Patrick MacMahon, O.F.M. (died c.1572 or c.1575) was Bishop of Ardagh in Ireland, recognised at various times by both the Roman Catholic church in Ireland and the Church of Ireland. His appointment to the see was approved by the Vatican on 14 November 1541. The Reformation in Ireland had begun, but there was not yet a definitive break between, on the one hand, the hierarchy recognised by the Roman Curia and, on the other hand, the established church recognised by the Dublin Castle administration of the English king Henry VIII. The Diocese of Ardagh was in the Annaly region of the Farrell clan, of whom Richard O'Ferrall had secured the temporalities of the diocese in July 1541. George Cromer, the Church of Ireland Archbishop of Armagh and primate of all Ireland, recognised O'Ferrall and had him consecrated on 22 April 1542. Cromer's successor George Dowdall on 15 May 1544 appointed MacMahon instead as a suffragan bishop inter Hibernicos ("among the [[Gaelic Ireland|[Gaelic] Irish]]"). When the Catholic Queen Mary I succeeded to the throne in 1553, papal supremacy was recognised and MacMahon received the temporalities of Ardagh.
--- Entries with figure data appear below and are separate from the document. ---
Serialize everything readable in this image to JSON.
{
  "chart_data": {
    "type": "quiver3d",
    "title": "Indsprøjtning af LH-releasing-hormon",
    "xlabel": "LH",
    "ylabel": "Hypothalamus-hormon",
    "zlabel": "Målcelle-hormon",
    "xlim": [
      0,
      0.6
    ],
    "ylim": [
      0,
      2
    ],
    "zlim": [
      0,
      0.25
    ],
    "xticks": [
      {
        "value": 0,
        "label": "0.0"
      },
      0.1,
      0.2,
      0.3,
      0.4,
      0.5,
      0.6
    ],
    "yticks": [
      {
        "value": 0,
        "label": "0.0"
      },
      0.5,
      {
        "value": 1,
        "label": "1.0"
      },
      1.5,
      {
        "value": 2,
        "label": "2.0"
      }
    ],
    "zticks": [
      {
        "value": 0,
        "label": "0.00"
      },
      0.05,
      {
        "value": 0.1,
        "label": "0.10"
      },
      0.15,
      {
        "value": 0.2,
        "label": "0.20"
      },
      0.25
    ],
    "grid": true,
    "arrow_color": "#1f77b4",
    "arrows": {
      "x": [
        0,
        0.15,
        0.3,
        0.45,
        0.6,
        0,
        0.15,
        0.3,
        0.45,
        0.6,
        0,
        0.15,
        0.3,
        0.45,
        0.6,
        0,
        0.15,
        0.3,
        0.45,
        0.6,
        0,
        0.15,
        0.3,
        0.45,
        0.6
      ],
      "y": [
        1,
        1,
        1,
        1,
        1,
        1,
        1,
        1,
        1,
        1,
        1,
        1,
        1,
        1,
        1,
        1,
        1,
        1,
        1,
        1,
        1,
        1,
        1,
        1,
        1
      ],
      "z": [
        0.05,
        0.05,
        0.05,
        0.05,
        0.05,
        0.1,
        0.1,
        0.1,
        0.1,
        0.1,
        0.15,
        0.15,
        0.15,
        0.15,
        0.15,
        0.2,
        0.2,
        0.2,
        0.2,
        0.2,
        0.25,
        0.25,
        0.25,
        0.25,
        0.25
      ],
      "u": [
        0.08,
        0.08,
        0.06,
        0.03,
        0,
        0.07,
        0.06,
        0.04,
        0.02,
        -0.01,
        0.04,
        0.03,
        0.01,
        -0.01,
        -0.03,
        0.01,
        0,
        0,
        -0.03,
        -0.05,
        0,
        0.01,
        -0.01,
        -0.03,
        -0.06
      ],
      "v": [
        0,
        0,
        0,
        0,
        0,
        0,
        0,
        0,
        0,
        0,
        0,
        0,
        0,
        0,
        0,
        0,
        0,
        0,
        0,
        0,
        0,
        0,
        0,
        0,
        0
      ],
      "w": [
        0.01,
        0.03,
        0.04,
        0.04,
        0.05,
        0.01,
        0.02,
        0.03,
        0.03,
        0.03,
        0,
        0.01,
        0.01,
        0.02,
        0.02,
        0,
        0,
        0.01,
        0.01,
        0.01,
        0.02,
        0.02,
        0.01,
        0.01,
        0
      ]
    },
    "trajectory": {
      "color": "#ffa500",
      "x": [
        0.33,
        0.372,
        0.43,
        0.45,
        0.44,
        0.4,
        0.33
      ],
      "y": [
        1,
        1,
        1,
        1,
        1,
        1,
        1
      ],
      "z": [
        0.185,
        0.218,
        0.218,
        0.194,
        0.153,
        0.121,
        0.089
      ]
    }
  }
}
While Monahan says that Ardagh was vacant in the Church of Ireland after the accession of Elizabeth I, others regard MacMahon as retaining his place in both hierarchies. A possibly forged papal bull, dated 1568, deprives MacMahon of his see for simony, non-residence, and neglect of the cathedral. A putative 1572 letter from Marshalsea from a former bishop "Malachy" of Ardagh, abjuring "papistical superstition" and promising loyalty to Elizabeth, may if genuine be from MacMahon. MacMahon's death is inferred to have occurred either before 5 November 1572, when a successor was appointed in the Church of Ireland, or else during 1575, before Richard Brady was appointed by the Vatican on 23 January 1576.